The aforementioned jerry can being almost empty (due to a previous incident with the aforementioned flaky gas gauge, and me being in a hurry the last few times I’ve filled up), I drained the dregs into the tank and prepared to see whether it would be enough to get me to the gas station. Meanwhile, I called Novy and asked him to let the organizers know I was on the way. “You’re out of gas?” he asked. “Totally out,” I said, and it began to dawn on me what that meant.

As I put the now completely-empty can back in the boot (after an heroic struggle with the nozzle – the spring kept flinging itself into the gutter), a white van stopped across the street. I heard the words whose absence had echoed while I pushed the car out of the intersection. “Are you okay?”

“Fine,” I said. “I’ve just run out of gas.”

“Can I give you a ride to the gas station?” he asked.

I know a lot of people would have hesitated. I didn’t.

“That would be lovely,” I said.

And then he said, “Wait, I think I have some gas in here.”

He did. A whole gallon. And he wouldn’t let me pay him for it.

“The van runs on veggie oil,” he told me. “So do my two Mercedes sedans, and my other van. I’ve got a work truck that takes gas, and my ’63 Comet. I learn something new every time I convert one of them, so I keep buying more cars. A lot of my machines for work take gas, though, mixed with oil, but I haven’t mixed the oil into this one yet.
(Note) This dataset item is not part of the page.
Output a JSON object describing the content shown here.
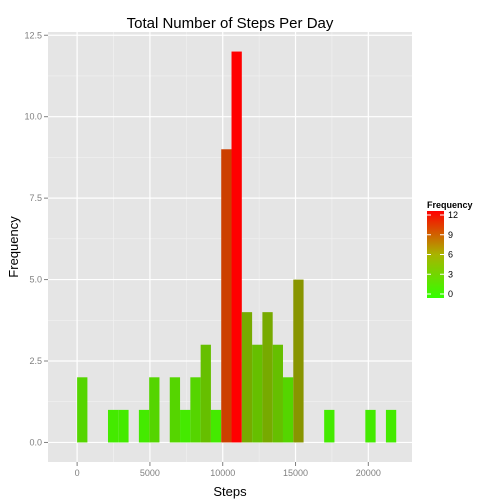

With the price of gas,” he said, “I guess a lot of people aren’t filling their tanks up all the way.”

“I did,” I told him. “On Saturday. And I haven’t driven anywhere since then.”

“Oh,” he said. “You should get a locking gas cap.”
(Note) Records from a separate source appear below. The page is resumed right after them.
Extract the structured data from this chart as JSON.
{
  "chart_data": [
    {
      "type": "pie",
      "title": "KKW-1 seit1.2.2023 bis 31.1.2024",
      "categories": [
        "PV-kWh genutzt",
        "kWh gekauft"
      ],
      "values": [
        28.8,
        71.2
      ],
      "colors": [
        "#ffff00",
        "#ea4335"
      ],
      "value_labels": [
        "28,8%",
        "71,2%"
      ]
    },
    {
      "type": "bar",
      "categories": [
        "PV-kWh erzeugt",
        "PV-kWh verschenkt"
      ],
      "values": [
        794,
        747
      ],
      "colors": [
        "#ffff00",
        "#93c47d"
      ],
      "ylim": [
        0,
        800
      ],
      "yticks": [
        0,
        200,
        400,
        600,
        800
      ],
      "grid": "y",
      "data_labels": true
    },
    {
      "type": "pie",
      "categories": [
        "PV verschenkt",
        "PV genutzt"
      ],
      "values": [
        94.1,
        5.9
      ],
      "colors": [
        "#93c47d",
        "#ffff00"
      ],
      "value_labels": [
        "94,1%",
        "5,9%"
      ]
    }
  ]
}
Novy agreed. He ordered two this morning.

The gasoline saga wasn’t quite over, though. After the event, I went to the parking garage to find a pool of gasoline under the back of my car. I popped open the engine cover to discover that the hose leading into the fuel filter was so loose, there was gas dripping from it. I jammed it back together and thought, “Maybe someone didn’t siphon my gas. Maybe it just dripped out.” But then I thought, “There’s no way seven or eight gallons of gasoline dripped into the driveway without any of the four people who live in my house noticing.”

So we’re still buying the locking gas caps. And replacing that hose this weekend.